Traduit du grec et présenté par Gilles Ortlieb
1997. 112 p. 12/19.
ISBN 978.2.86853.274.9

13,50 €

Le livre

Il est des signes qui ne trompent pas : ce périmètre magnétique élu d’emblée dans une ville étrangère, cette chambre d’hôtel où le narrateur retarde autant que possible le moment de rentrer, ce quartier mental hanté par la pensée d’un inconnu gisant à l’étage d’une maison voisine, cette attention aux choses d’autant plus aiguë qu’elle paraît buter naturellement contre les êtres confèrent à ce récit tout juste centenaire, Le Suicidé, une allure étonnamment moderne.


L’auteur

Mikhaïl Mitsakis né en Attique en 1865, auteur d’une œuvre météoritique et méconnue dans son pays même, est mort en 1916 dans un asile psychiatrique de la banlieue d’Athènes, sans être parvenu de son vivant à rassembler en volume ses nombreux écrits.
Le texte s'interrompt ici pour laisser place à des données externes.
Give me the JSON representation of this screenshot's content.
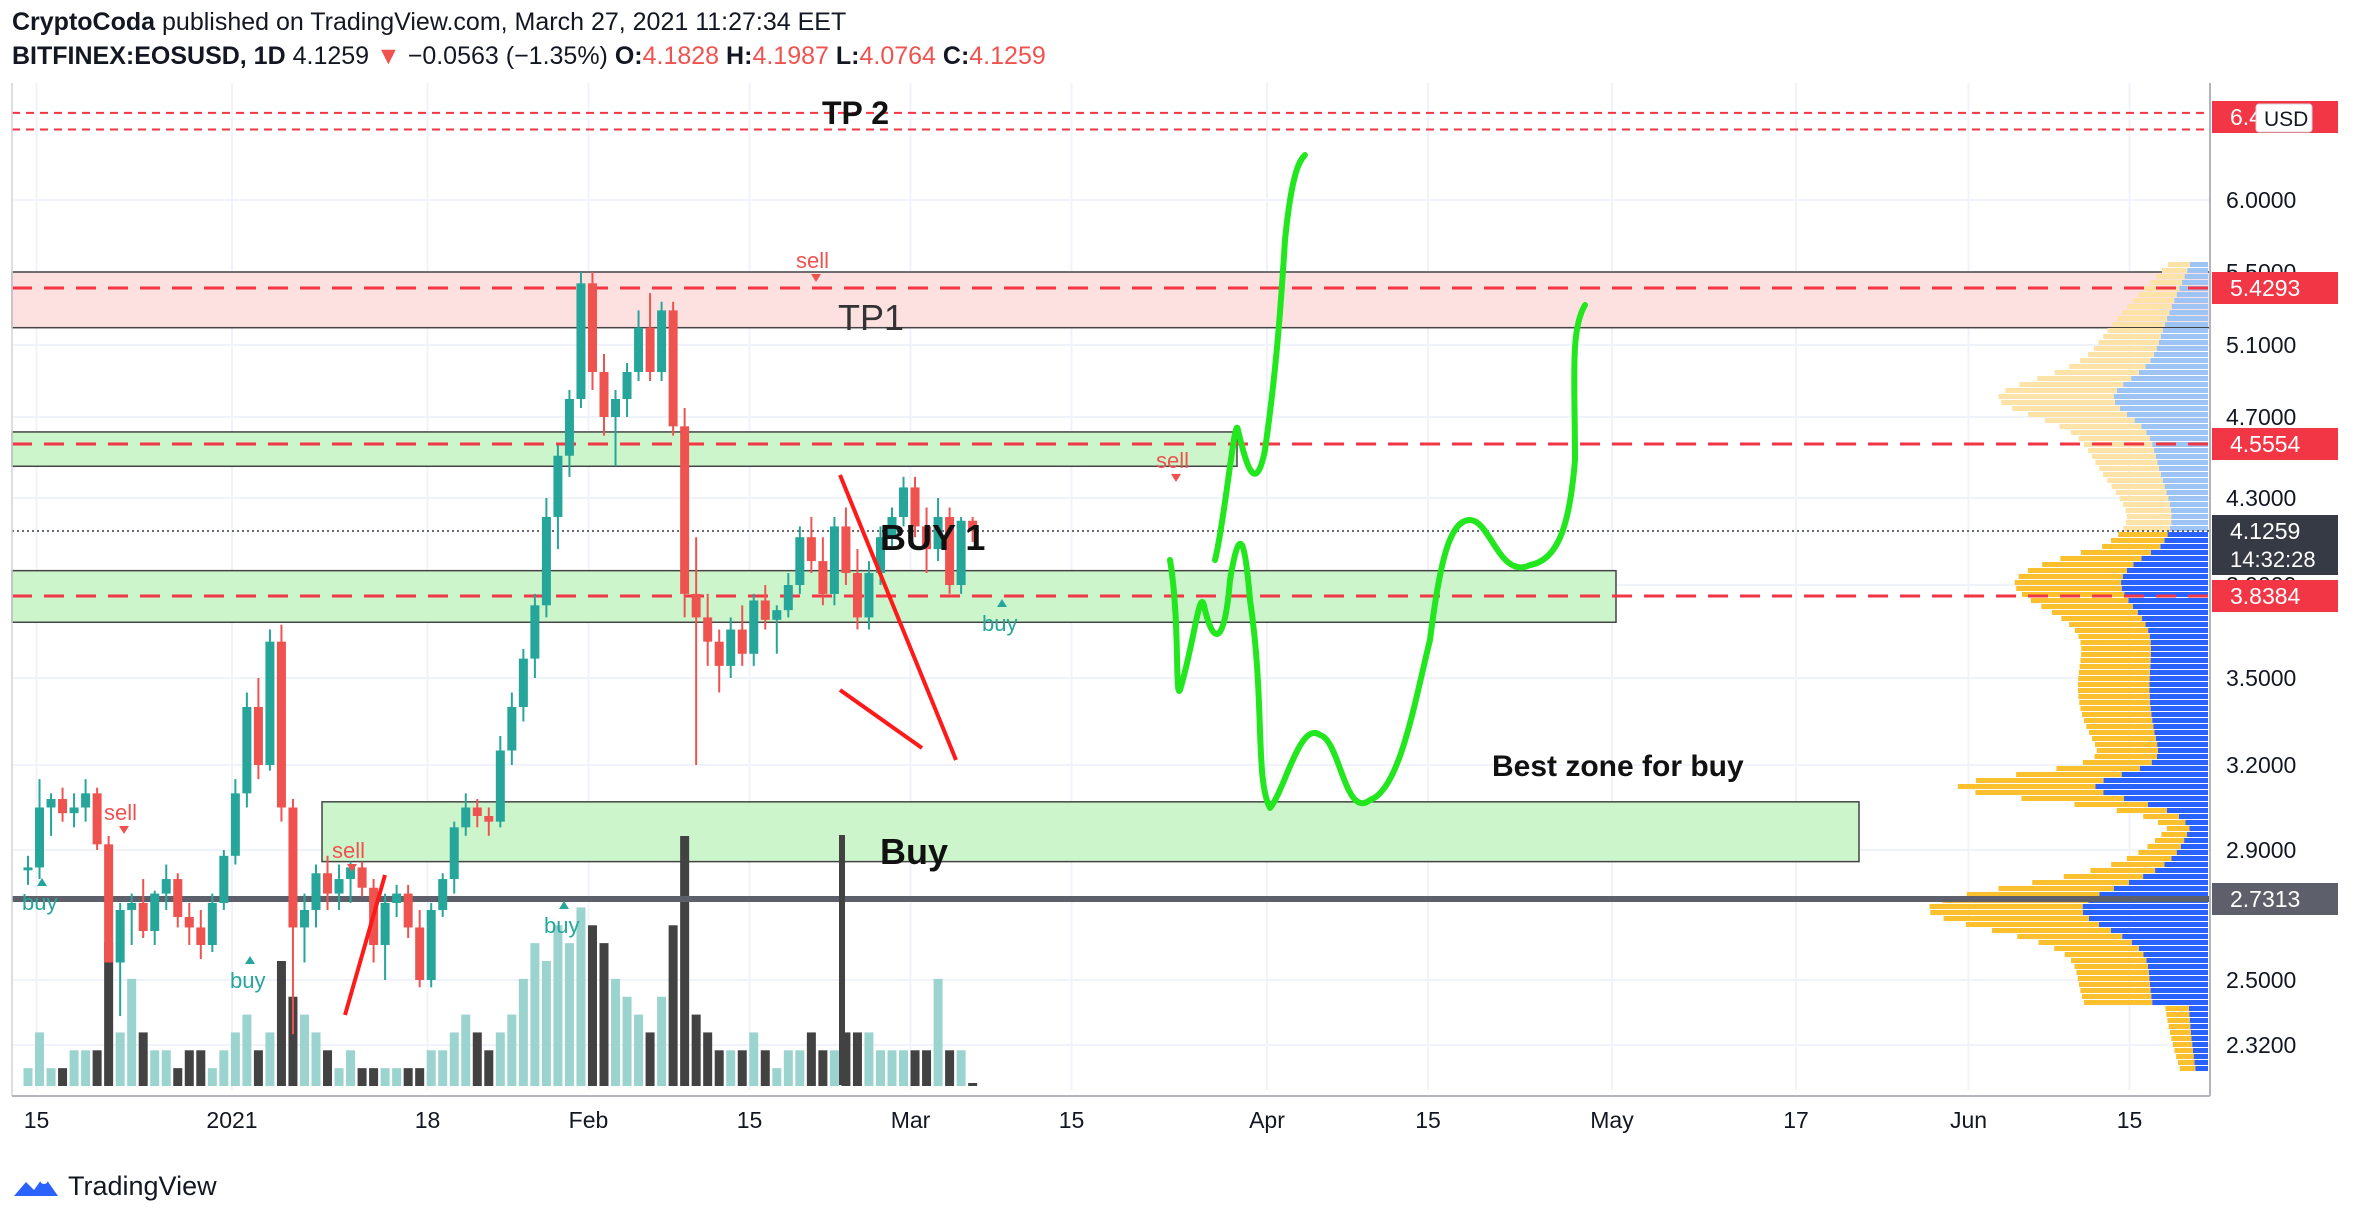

Par l’intensité du regard porté, sa sensibilité au détail et à ce que d’autres tiendraient pour insignifiant, il pourrait rappeler le Nerval des Souvenirs et promenades, l’univers retranché d’un Emmanuel Bove ou encore, bien sûr, les petites proses de Robert Walser. Mais ces rapprochements apparaissent assez vite hâtifs ou forcés, le monde qu’il nous est donné d’entrevoir se dérobant à toute filiation trop marquée pour ne renvoyer, obstinément, qu’à sa propre singularité.



Préface du traducteur

«Et l’autre, c’est-à-dire moi...»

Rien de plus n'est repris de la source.